Malevolent autumn of ’28–it taunted us with the picture of the lady given to friends, to the point of fondness, and jokes, to within danger of whimsicality. . . . What we loathed was literary frivolity. So this was what Virginia Woolf could be given over to, if for an instant we took our eye off her–which, to do us justice, we seldom did? . . .

That Orlando was beautiful nobody doubted: what we now see is that it is important–and why.

It was important to the writer. She was the better, one feels certain, for writing it; in particular, for doing so when she did. More irresponsible than the rest of her work in fiction, it has the advantage of being less considered and more unwary. This book corresponds with a wildness in her, which might have remained unknown of–unless one knew her. This was a rebellion on the part of Virginia Woolf against the solemnity threatening to hem her in. Orlando is, among other things, rumbustious; it is one of the most high-spirited books I know. . . .

I have a theory–unsupported by anything she said to me, or so far as I know, to anyone–that Virginia Woolf’s writing of Orlando was a prelude to, and in some way rendered possible, her subsequent writing of The Waves, 1931. Outwardly, no two works of fiction could be more different; yet, did the fantasy serve to shatter some rigid, deadening, claustrophobic mould of so-called ‘actuality’ which had been surrounding her?
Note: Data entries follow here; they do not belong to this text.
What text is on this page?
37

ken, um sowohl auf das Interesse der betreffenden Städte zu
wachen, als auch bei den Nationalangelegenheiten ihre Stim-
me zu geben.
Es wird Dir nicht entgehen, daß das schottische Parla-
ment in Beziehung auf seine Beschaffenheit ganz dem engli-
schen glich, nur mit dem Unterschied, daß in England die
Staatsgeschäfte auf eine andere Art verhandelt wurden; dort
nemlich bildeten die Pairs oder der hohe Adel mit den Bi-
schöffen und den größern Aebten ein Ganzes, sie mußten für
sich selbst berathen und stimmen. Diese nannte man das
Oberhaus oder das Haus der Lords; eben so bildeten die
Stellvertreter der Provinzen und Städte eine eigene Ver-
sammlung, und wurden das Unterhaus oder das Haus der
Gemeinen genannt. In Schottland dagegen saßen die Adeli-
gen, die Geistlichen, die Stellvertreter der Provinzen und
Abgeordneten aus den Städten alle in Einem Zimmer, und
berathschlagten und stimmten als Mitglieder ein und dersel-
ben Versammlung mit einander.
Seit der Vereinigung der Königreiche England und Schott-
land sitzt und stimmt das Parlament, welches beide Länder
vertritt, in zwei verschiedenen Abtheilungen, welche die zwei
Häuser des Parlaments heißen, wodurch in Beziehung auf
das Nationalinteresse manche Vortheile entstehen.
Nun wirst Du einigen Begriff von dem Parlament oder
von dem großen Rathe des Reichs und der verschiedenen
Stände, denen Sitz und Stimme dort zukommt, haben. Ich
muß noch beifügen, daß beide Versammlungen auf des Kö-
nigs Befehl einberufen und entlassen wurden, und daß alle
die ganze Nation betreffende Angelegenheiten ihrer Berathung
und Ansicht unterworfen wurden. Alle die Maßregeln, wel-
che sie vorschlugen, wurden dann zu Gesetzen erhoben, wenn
In To the Lighthouse (coming before Orlando), she had reached one kind of perfection. This she could not surpass; therefore, past it she could not proceed. In Orlando, delicacy gives way to bravura, to rhetoric. It was a breaking-point and a breathing space at the same time, this fantasy. She returned to the novel, to The Waves, with–at least temporarily–a more defiant attitude to the novel’s ‘musts.’

Finally (for now, at least!), from the thought-provoking comparison of Victorian and Edwardian fiction that leads off her review of Ivy Compton-Burnett’s Elders and Betters:

The great Victorian novelists did not complete their task, their survey of the English psychological scene. One by one they died; their century ended, a decade or two before its nominal close. then–as after one of those pauses in conversation when either exhaustion or danger is felt to be in the air–the subject was changed.

There came, with the early 1900s, a perceptible lightening, if a decrease in innocence: the Edwardian novelists were more frivolous, more pathetic. their dread of dowdiness and longwindedness was marked; content to pursue nothing to its logical finish, they reassured their readers while amusing them, and restored at least the fiction of a beau monde. They were on the side of fashion: to shine, for their characters, was the thing. Competent, nervous, and in their time daring, they redecorated the English literary haunted house. Their art was an effort to hush things up. Curiously enough, in view of that, almost all the novels I was forbidden to read as a child were contemporary, which was to say, Edwardian. They were said to be too ‘grown-up.’ (To the infinitely more frightening Victorians, no ban attached whatsoever: a possible exception was Jane Eyre.) When, therefore, I did, as I could hardly fail to, read those Edwardian novels, I chiefly got the impression of being left out of something enjoyable. Here was life no longer in terms of power, as I as a child had seen it, but in terms of illusion for its own sake, of successful performance, of display.

Even aside from the foolish pleasure I always get from the word “rumbustious” (I think A. S. Byatt uses it to describe George Eliot somewhere, which I love for the sheer surprise of that!) there’s a lot here that makes me want to jump into conversation with her. This is the same effect that, say, Elizabeth Hardwick’s criticism has: not that I’m persuaded to her view of things, but that her view is well-informed, specific, and a little unexpected, so I want to know more about it, maybe argue about it (is it true that the Victorians’ primary “task,” in their fiction, is ” a survey of emotion as an aggressive force, an account of the battle for power that goes on in every unit of English middle-class life”?).